Medicare-for-all is usually presented as a moral argument: The United States is the richest country ever known; it is not right that we don’t guarantee access to easily affordable and accessible health care like every other First World country. But this situation is not simply immoral — it also leaves the United States at a major disadvantage when it comes to combating global pandemics.
We don’t want people to be wondering whether they can afford to visit the doctor if they think they’ve got this contagious and possibly deadly disease. But by happenstance, ideology and shortsighted, penny-wise-pound-foolish thinking, we’ve set up a situation that will force many to do just that.
According to the Kaiser Family Foundation, more than half of all workers with employer-provided health insurance face an annual individual deductible of more than $1,000. In a survey conducted with the Los Angeles Times, about half of respondents said they or a family member postponed needed care because they were worried they couldn’t afford the bill.
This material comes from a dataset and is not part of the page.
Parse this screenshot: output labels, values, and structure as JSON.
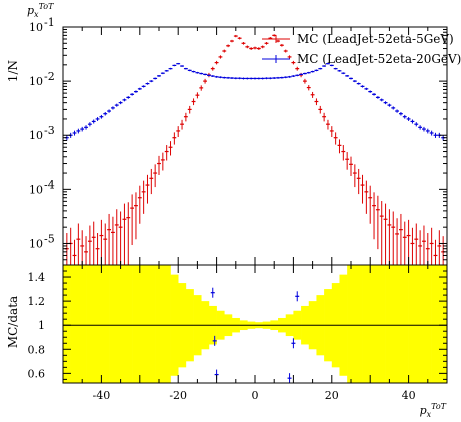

The situation can be even worse for people who purchase their insurance on the individual market. The average individual deductible for a plan purchased on an Affordable Care Act exchange is more than $4,000, and only about half of purchasers receive any help with that sum via cost-sharing subsidies. The Trump administration has compounded this financial quagmire by approving the sale of so-called junk insurance plans that place hard limits on how much the plan will pay out in hospital and pharmaceutical costs in return for a lower monthly premium — frequently leading to high bills that the plans may or may not cover.
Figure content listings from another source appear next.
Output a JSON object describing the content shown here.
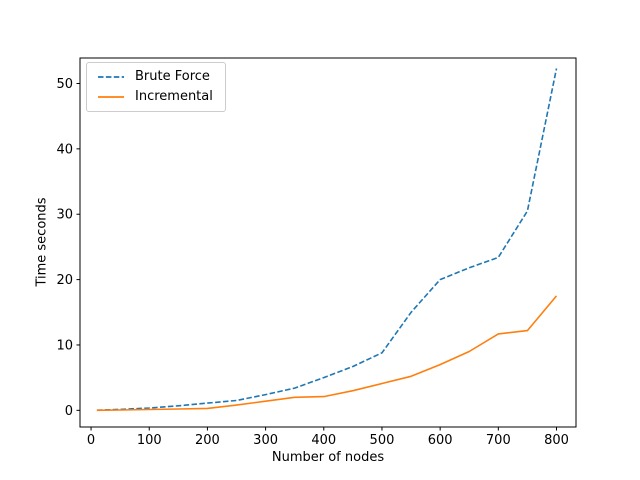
{
  "chart_data": {
    "type": "line",
    "title": "",
    "xlabel": "Number of nodes",
    "ylabel": "Time seconds",
    "x": [
      10,
      50,
      100,
      150,
      200,
      250,
      300,
      350,
      400,
      450,
      500,
      550,
      600,
      650,
      700,
      750,
      800
    ],
    "series": [
      {
        "name": "Brute Force",
        "color": "#1f77b4",
        "style": "dashed",
        "values": [
          0.02,
          0.15,
          0.35,
          0.7,
          1.1,
          1.5,
          2.4,
          3.4,
          5.0,
          6.7,
          8.8,
          15.0,
          20.0,
          21.8,
          23.4,
          30.5,
          52.3
        ]
      },
      {
        "name": "Incremental",
        "color": "#ff7f0e",
        "style": "solid",
        "values": [
          0.01,
          0.05,
          0.12,
          0.2,
          0.3,
          0.8,
          1.4,
          2.0,
          2.1,
          3.0,
          4.1,
          5.2,
          7.0,
          9.0,
          11.7,
          12.2,
          17.5
        ]
      }
    ],
    "xticks": [
      0,
      100,
      200,
      300,
      400,
      500,
      600,
      700,
      800
    ],
    "yticks": [
      0,
      10,
      20,
      30,
      40,
      50
    ],
    "xlim": [
      -19,
      833.5
    ],
    "ylim": [
      -2.55,
      53.9
    ],
    "grid": false,
    "legend": {
      "position": "upper-left",
      "entries": [
        "Brute Force",
        "Incremental"
      ]
    }
  }
}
There is also the growing problem of surprise medical bills. These occur when someone seeks treatment in an emergency — and I think we can all agree that suspected coronavirus is the definition of an emergency — from a hospital or other medical facility in their network, only to subsequently receive a bill from a doctor or lab affiliated with that institution who wasn’t in network after all.
The idea that people won’t think about all this when they consider going to the doctor is bonkers. Our system is set up to ensure that people prioritize their finances when they are sick. It’s the end result of the concept known as “skin in the game,” the idea — pitched by everyone from health-care wonks to insurance company insiders — that the way to get control of the high cost of American medical care is to turn the patient into a bargain-savvy shopper.
Instead of confronting the medical-industrial complex, the onus is on the sick person to fight the health-care power. The result? People skip out on seeing the doctor, hoping things will get better. They cut their prescription pills in half because they can’t afford to get a refill. We are a country where people in their 20s die because they can’t afford their insulin bill. “The costs they have to incur are a real barrier to getting the care they need,” longtime Medicare-for-all advocate Wendell Potter explained to me.
Or, as Azcue told the Herald, “How can they expect normal citizens to contribute to eliminating the potential risk of person-to-person spread if hospitals are waiting to charge us $3,270 for a simple blood test and a nasal swab?”
Viruses and infectious diseases don’t check your deductibles, co-pays and network access before they strike. Doubters may claim that our nation can’t afford Medicare-for-all, but it’s increasingly likely that we are about to discover just how costly our current system really is.